(L'auteur des lettres est la deuxième femme à gauche. L'homme au milieu est Paul Wacrenier, son frère. L'enfant devant lui est Louis Wacrenier)
Loin de Montmartre et de ses secrets, je profite de mon séjour oléronnais pour fouiller dans les
cartons entassés dans le grenier de ma tante. J'y ai trouvé des lettres écrites en 1916 par une grand-tante que j'ai à peine connue, Berthe Wacrenier, une femme humble et douce qui perdit
comme tant d'autres son fiancé pendant la Grande Guerre et qui lui resta fidèle jusqu'à la mort. La première lettre que je vous propose raconte une exécution dont elle fut témoin à Liévin.
EXECUTION
Escorté de deux gendarmes allemands, un homme parcourt la grand'route de Douai à Lens. Sans doute sa figure très pâle trahit-elle une intense émotion; mais sa démarche
fière et ferme n'est pas celle d'un coupable. La bravoure est un crime aux yeux de l'ennemi. Ce français décoré de médailles n'a donc pu trouver grâce devant le conseil de guerre et d'ailleurs il
n'a pas daigné se défendre. Pour faire plaisir à son fils qui est soldat, il a voulu sauver ses deux pigeons préférés et c'est pour cela que Paul Busière jugé et condamné à mort à Douai doit être
fusillé à Liévin sa ville natale. Cependant il marche d'un pas ferme et décidé. Le voici maintenant dans sa commune. Pour la dernière fois il revoit ces champs où il jouait jadis, ces chemins
qu'il suivait pour se rendre au travail, cette grand'route qui le conduit vers la mort. Des amis, ignorant la sentence, sortent des maisons et le saluent amicalement. D'autres le suivent à
distance et cherchent à se renseigner. Ah oui ! on le sait bien, il a voulu cacher deux pigeons; un allemand l'a dénoncé. Sans doute il fera plusieurs jours de prison; il a été trop
téméraire.... Mais il arrive bientôt à la brasserie transformée en Kommandantur et l'on fait appeler sa femme. Elle arrive, très inquiète, reçoit sans explications quelques objets appartenant à
son mari puis froidement on lui montre la porte. Au moment où elle franchit le seuil, des détonations retentissent et lui apprennent que son mari n'est plus...

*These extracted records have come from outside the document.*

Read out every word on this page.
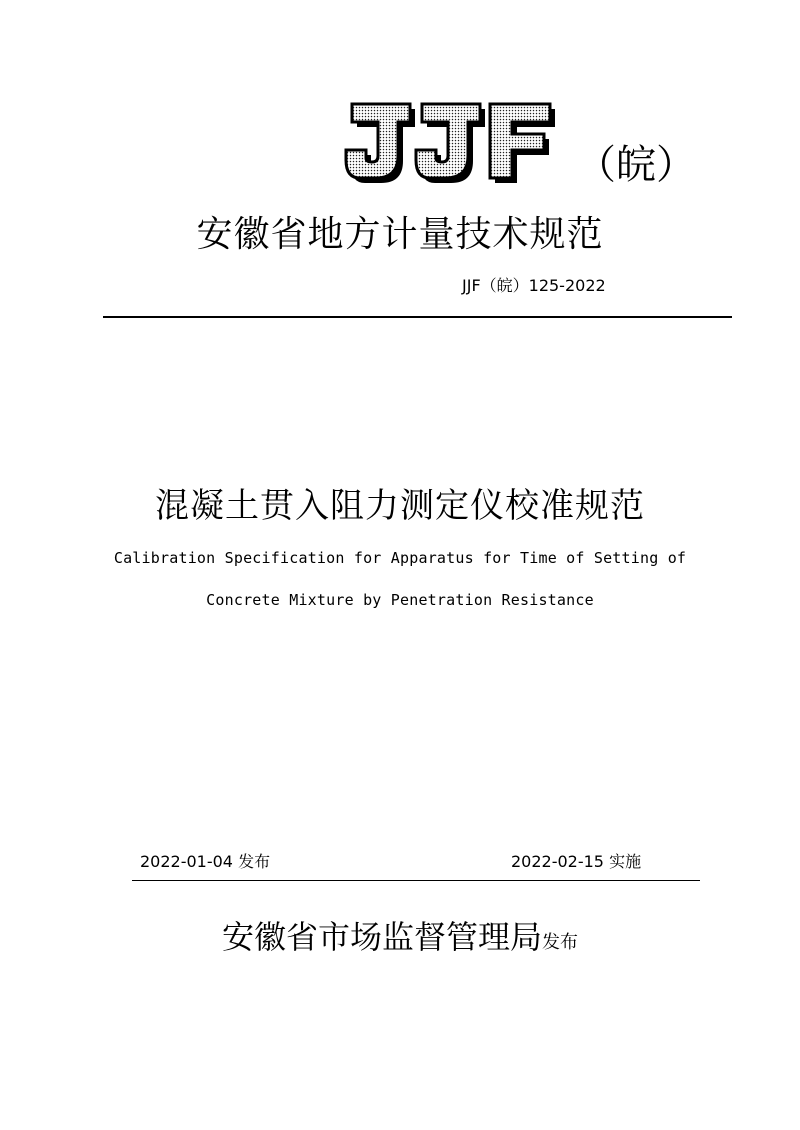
（皖）
安徽省地方计量技术规范
JJF（皖）125-2022
混凝土贯入阻力测定仪校准规范
Calibration Specification for Apparatus for Time of Setting of
Concrete Mixture by Penetration Resistance
2022-01-04 发布	2022-02-15 实施
安徽省市场监督管理局发布
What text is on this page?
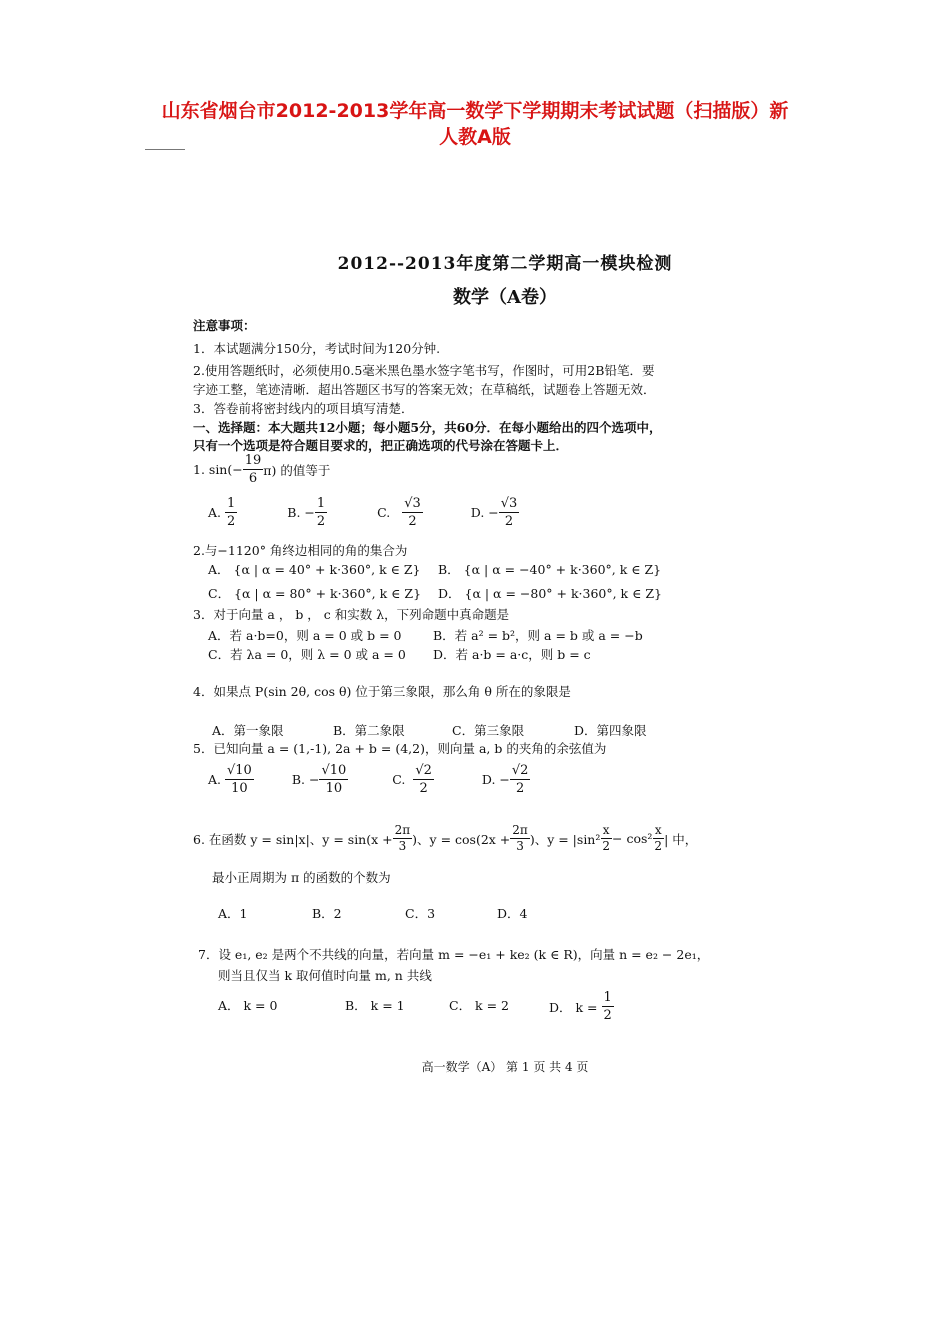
山东省烟台市2012-2013学年高一数学下学期期末考试试题（扫描版）新
人教A版
2012--2013年度第二学期高一模块检测
数学（A卷）
注意事项：
1．本试题满分150分，考试时间为120分钟.
2.使用答题纸时，必须使用0.5毫米黑色墨水签字笔书写，作图时，可用2B铅笔．要
字迹工整，笔迹清晰．超出答题区书写的答案无效；在草稿纸，试题卷上答题无效．
3．答卷前将密封线内的项目填写清楚．
一、选择题：本大题共12小题；每小题5分，共60分．在每小题给出的四个选项中，
只有一个选项是符合题目要求的，把正确选项的代号涂在答题卡上．
1. $\sin(- \frac{19}{6} \pi)$ 的值等于
A.
$\frac{1}{2}$	B. − $\frac{1}{2}$	C.
$\frac{√3}{2}$	D. − $\frac{√3}{2}$
2.与−1120° 角终边相同的角的集合为
A． {α | α = 40° + k·360°, k ∈ Z} B． {α | α = −40° + k·360°, k ∈ Z}
C． {α | α = 80° + k·360°, k ∈ Z} D． {α | α = −80° + k·360°, k ∈ Z}
3．对于向量 a ， b ， c 和实数 λ，下列命题中真命题是
A．若 a·b=0，则 a = 0 或 b = 0	B．若 a² = b²，则 a = b 或 a = −b
C．若 λa = 0，则 λ = 0 或 a = 0 D．若 a·b = a·c，则 b = c
4．如果点 P(sin 2θ, cos θ) 位于第三象限，那么角 θ 所在的象限是
A．第一象限	B．第二象限	C．第三象限	D．第四象限
5．已知向量 a = (1,-1), 2a + b = (4,2)，则向量 a, b 的夹角的余弦值为
A.
$\frac{√10}{10}$	B. − $\frac{√10}{10}$	C.
$\frac{√2}{2}$	D. − $\frac{√2}{2}$
6. 在函数 y = sin|x|、$y = \sin(x + \frac{2\pi}{3}$ )、$y = \cos(2x + \frac{2\pi}{3}$ )、$y = |\sin^2 \frac{x}{2} - \cos^2 \frac{x}{2}$ | 中，
最小正周期为 π 的函数的个数为
A．1	B．2	C．3	D．4
7．设 e₁, e₂ 是两个不共线的向量，若向量 m = −e₁ + ke₂ (k ∈ R)，向量 n = e₂ − 2e₁，
则当且仅当 k 取何值时向量 m, n 共线
A． k = 0	B． k = 1	C． k = 2	D． k =
$\frac{1}{2}$
高一数学（A） 第 1 页 共 4 页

Deux mois plus tard, des affiches placardées en ville portent le libellé suivant : Par ordre de l'autorité allemande, le mineur Paul Busière a été fusillé pour avoir
conservé chez lui deux pigeons voyageurs.
Berthe Wacrenier est la première à droite.
EVACUATION
Décembre 1916
Le moment du départ est arrivé. Après un long regard d'adieu sur la cave qui nous sert d'abri depuis 27 mois, je monte rapidement l'escalier encombré des débris de
ses deux murs croulants.
Me voici dans la cour. Je veux voir pour la dernière fois la maison où s'écoula notre heureuse enfance. De nombreux obus l'ont atteinte mais elle est foujours debout et son
toit qui pend lamentablement, domine encore toutes les habitations voisines. D'énormes trous crèvent la maçonnerie de toutes parts. Derrière le bâtiment principal se trouve notre cuisine que le
bombardement a épargnée. La cheminée seule est abattue. Et voici le long châssis de bois qui jadis se prêtait si complaisamment à nos jeux. Je traverse la salle à manger qui abrita nos joyeuses
réunions de famille. Ici encore la guerre a fait son oeuvre. Le buffet et une table défoncés gisent sur un tas de bois qui protège l'entrée de la cave. Vivement, car le temps presse et la
patience des allemands a ses limites, je me dirige vers le magasin, naguère l'orgueil de mes parents. Comme en rêve, je revois la foule bruyante qui s'y pressait aux jours de fête; j'entends
encore la voix de mon père stimulant son personnel et les appels familiers des clients...
Hélas ! Les
vitrines étincelantes ne sont plus qu'un tas de débris informes, les coiffures s'écrasent sur des morceaux de comptoirs et l'eau qui filtre de partout tombe lentement, goutte à goutte, comme de
grosses larmes, sur le carrelage couvert de briques et de plâtre.
Pour la dernière fois, je franchis le seuil de la maison qu'il faut abandonner à l'oeuvre de destruction. Tristement, le père Cornet nous regarde partir. Ah pauvre vieux
du pays ! Tu symbolises tout ce que j'aime et que je dois quitter. C'est à notre chère demeure, au sol natal, à ses malheureux habitants que je dis adieu en pressant sur mes lèvres ta dure figure
flétrie.
J'ai retrouvé avec ces lettres ce mouchoir sur lequel Berthe avait écrit au crayon afin de pouvoir passer les lignes sans être inquiétée.